Еще бы, и много чего еще. Герр доктор наблюдал за ним, хмурясь за темными очками; его лицо находилось всего в нескольких дюймах от Клингера. Клингер собрался с силами и покачал головой.
— Транг мог ошибиться.
Доктор Ромер кивнул так, словно был почти доволен.
— Конечно, конечно, Клингер. Но даже если и нет, мы не знаем, что Мортон там делал, с кем он был и чем они оба занимались. Вы правы. Мы не знаем, потому что Транг не сообщил нам об этом. — Он подался вперед в своем кресле. — Вы вернетесь в Вашингтон и выясните, что еще может сказать нам Транг. Сделаете все, что полагается. И как можно быстрее. А потом доложите мне.
— Да, герр доктор.
Клингер сделал движение, собираясь встать, но доктор Ромер жестом руки остановил его.
— Прошу вас, сначала допейте вино. У вас достаточно времени. Мортон никуда не убежит.
Доктору не хотелось оставаться одному, наедине с этими опасными мыслями. А уж если ты не очень уверен в правильности своего решения — не стоит делиться всем этим с Мадам.
Глава 8
В этот день северное солнце скрылось чуть раньше обычного, и сразу стало холодно. Соня Крэйтон ощутила холод, едва только вышла из своей «Лиры» и подошла к лимузину, поджидавшему ее на взлетной полосе стокгольмского аэропорта Арланда. Через сорок минут мороз еще раз быстро пробрался под ее шубу, когда она торопливо пересекала улицу, чтобы войти в квартиру на Стургатен.
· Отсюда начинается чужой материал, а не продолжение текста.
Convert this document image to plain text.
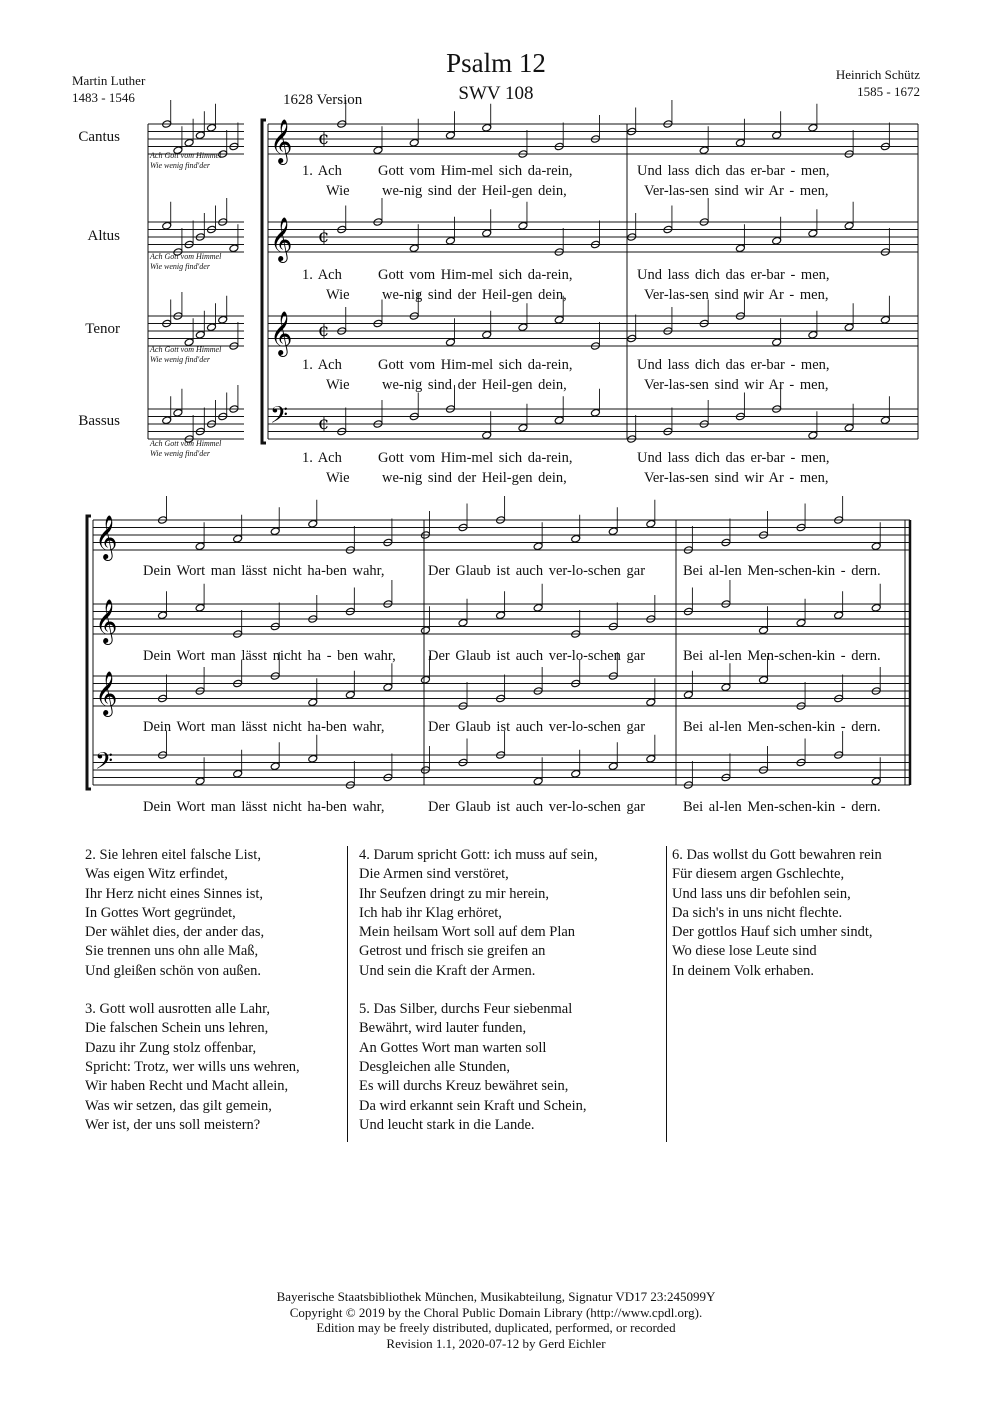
Psalm 12
SWV 108
1628 Version
Martin Luther
1483 - 1546
Heinrich Schütz
1585 - 1672
Cantus
Altus
Tenor
Bassus
𝄞 ¢
𝄞 ¢
𝄞 ¢
𝄢 ¢
𝄞
𝄞
𝄞
𝄢
Ach Gott vom Himmel
Wie wenig find'der
Ach Gott vom Himmel
Wie wenig find'der
Ach Gott vom Himmel
Wie wenig find'der
Ach Gott vom Himmel
Wie wenig find'der
1. Ach Gott vom Him-mel sich da-rein,	Und lass dich das er-bar - men,
Wie we-nig sind der Heil-gen dein,	Ver-las-sen sind wir Ar - men,
1. Ach Gott vom Him-mel sich da-rein,	Und lass dich das er-bar - men,
Wie we-nig sind der Heil-gen dein,	Ver-las-sen sind wir Ar - men,
1. Ach Gott vom Him-mel sich da-rein,	Und lass dich das er-bar - men,
Wie we-nig sind der Heil-gen dein,	Ver-las-sen sind wir Ar - men,
1. Ach Gott vom Him-mel sich da-rein,	Und lass dich das er-bar - men,
Wie we-nig sind der Heil-gen dein,	Ver-las-sen sind wir Ar - men,
Dein Wort man lässt nicht ha-ben wahr,	Der Glaub ist auch ver-lo-schen gar	Bei al-len Men-schen-kin - dern.
Dein Wort man lässt nicht ha - ben wahr, Der Glaub ist auch ver-lo-schen gar	Bei al-len Men-schen-kin - dern.
Dein Wort man lässt nicht ha-ben wahr,	Der Glaub ist auch ver-lo-schen gar	Bei al-len Men-schen-kin - dern.
Dein Wort man lässt nicht ha-ben wahr,	Der Glaub ist auch ver-lo-schen gar	Bei al-len Men-schen-kin - dern.
2. Sie lehren eitel falsche List,
Was eigen Witz erfindet,
Ihr Herz nicht eines Sinnes ist,
In Gottes Wort gegründet,
Der wählet dies, der ander das,
Sie trennen uns ohn alle Maß,
Und gleißen schön von außen.
3. Gott woll ausrotten alle Lahr,
Die falschen Schein uns lehren,
Dazu ihr Zung stolz offenbar,
Spricht: Trotz, wer wills uns wehren,
Wir haben Recht und Macht allein,
Was wir setzen, das gilt gemein,
Wer ist, der uns soll meistern?
4. Darum spricht Gott: ich muss auf sein,
Die Armen sind verstöret,
Ihr Seufzen dringt zu mir herein,
Ich hab ihr Klag erhöret,
Mein heilsam Wort soll auf dem Plan
Getrost und frisch sie greifen an
Und sein die Kraft der Armen.
5. Das Silber, durchs Feur siebenmal
Bewährt, wird lauter funden,
An Gottes Wort man warten soll
Desgleichen alle Stunden,
Es will durchs Kreuz bewähret sein,
Da wird erkannt sein Kraft und Schein,
Und leucht stark in die Lande.
6. Das wollst du Gott bewahren rein
Für diesem argen Gschlechte,
Und lass uns dir befohlen sein,
Da sich's in uns nicht flechte.
Der gottlos Hauf sich umher sindt,
Wo diese lose Leute sind
In deinem Volk erhaben.
Bayerische Staatsbibliothek München, Musikabteilung, Signatur VD17 23:245099Y
Copyright © 2019 by the Choral Public Domain Library (http://www.cpdl.org).
Edition may be freely distributed, duplicated, performed, or recorded
Revision 1.1, 2020-07-12 by Gerd Eichler
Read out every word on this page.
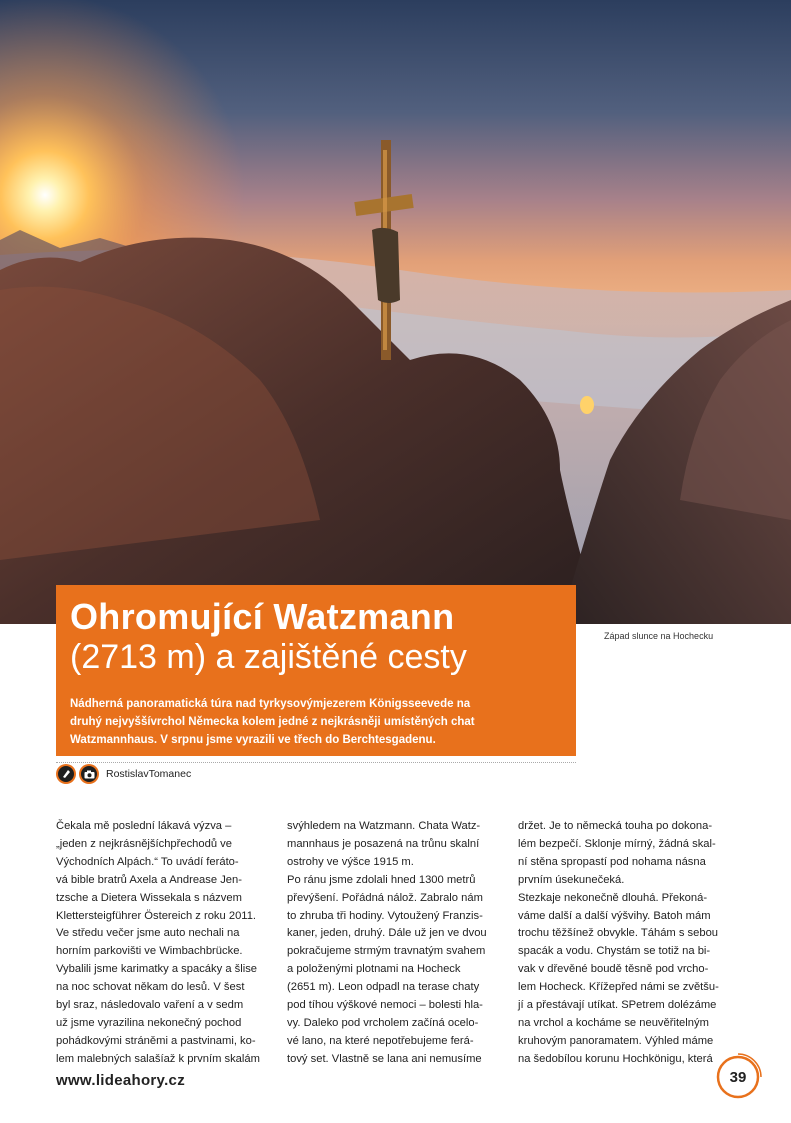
Ohromující Watzmann
(2713 m) a zajištěné cesty
Nádherná panoramatická túra nad tyrkysovýmjezerem Königsseevede na
druhý nejvyššívrchol Německa kolem jedné z nejkrásněji umístěných chat
Watzmannhaus. V srpnu jsme vyrazili ve třech do Berchtesgadenu.
Západ slunce na Hochecku
RostislavTomanec
Čekala mě poslední lákavá výzva –
„jeden z nejkrásnějšíchpřechodů ve
Východních Alpách.“ To uvádí feráto-
vá bible bratrů Axela a Andrease Jen-
tzsche a Dietera Wissekala s názvem
Klettersteigführer Östereich z roku 2011.
Ve středu večer jsme auto nechali na
horním parkovišti ve Wimbachbrücke.
Vybalili jsme karimatky a spacáky a šlise
na noc schovat někam do lesů. V šest
byl sraz, následovalo vaření a v sedm
už jsme vyrazilina nekonečný pochod
pohádkovými stráněmi a pastvinami, ko-
lem malebných salašíaž k prvním skalám
svýhledem na Watzmann. Chata Watz-
mannhaus je posazená na trůnu skalní
ostrohy ve výšce 1915 m.
Po ránu jsme zdolali hned 1300 metrů
převýšení. Pořádná nálož. Zabralo nám
to zhruba tři hodiny. Vytoužený Franzis-
kaner, jeden, druhý. Dále už jen ve dvou
pokračujeme strmým travnatým svahem
a položenými plotnami na Hocheck
(2651 m). Leon odpadl na terase chaty
pod tíhou výškové nemoci – bolesti hla-
vy. Daleko pod vrcholem začíná ocelo-
vé lano, na které nepotřebujeme ferá-
tový set. Vlastně se lana ani nemusíme
držet. Je to německá touha po dokona-
lém bezpečí. Sklonje mírný, žádná skal-
ní stěna spropastí pod nohama násna
prvním úsekunečeká.
Stezkaje nekonečně dlouhá. Překoná-
váme další a další výšvihy. Batoh mám
trochu těžšínež obvykle. Táhám s sebou
spacák a vodu. Chystám se totiž na bi-
vak v dřevěné boudě těsně pod vrcho-
lem Hocheck. Křížepřed námi se zvětšu-
jí a přestávají utíkat. SPetrem dolézáme
na vrchol a kocháme se neuvěřitelným
kruhovým panoramatem. Výhled máme
na šedobílou korunu Hochkönigu, která
www.lideahory.cz	39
Нилс уже ждал ее, бледный, как все шведы, и решительный. Она дала ему ключи от квартиры — знак какого-то непостижимого отказа от стыда. Он тут же провел ее в спальню, ее спальню. Их первый сеанс любви был почти беззвучным, пока у нее не вырвался вздох капитуляции, такой слабый, словно он донесся откуда-то из далекой степи. Когда он начал стонать от удовольствия и облегчения, она закрыла ему рот ладонью, и он укусил ее, оставив следы зубов на среднем и безымянном пальцах. Через некоторое время она вновь оседлала его, и на этот раз кровать сотрясалась от усилий того, кто желал утолить ее сексуальную одержимость. А после он неподвижно лежал рядом с ней, не говоря ни слова, но когда снова попытался ее приласкать, она встала с постели под предлогом того, что нальет им выпить; несмотря на месяцы воздержания, она по-прежнему не испытывала удовлетворения.
Соня протянула ему бокал с обезоруживающей улыбкой; он подвинулся, освобождая место на кровати, но она вместо того, чтобы улечься, подошла к высокому окну и, несмотря на тепло в комнате, ощутила первое дуновение рано наступившей зимы. Скоро задует ветер, с озера Моларен поднимется туман и наконец выпадет снег, укрывая все, кроме памяти.
Разглядывая свое отражение в оконном стекле, она снова подумала: я любила тебя. Я любила тебя, но ты предал все, во что я верила, чему доверялась, чего хотела — тогда и всегда. В явно прошедшем времени. Это причиняло самую острую боль — необходимость признать, что прошлое все еще здесь, в настоящем.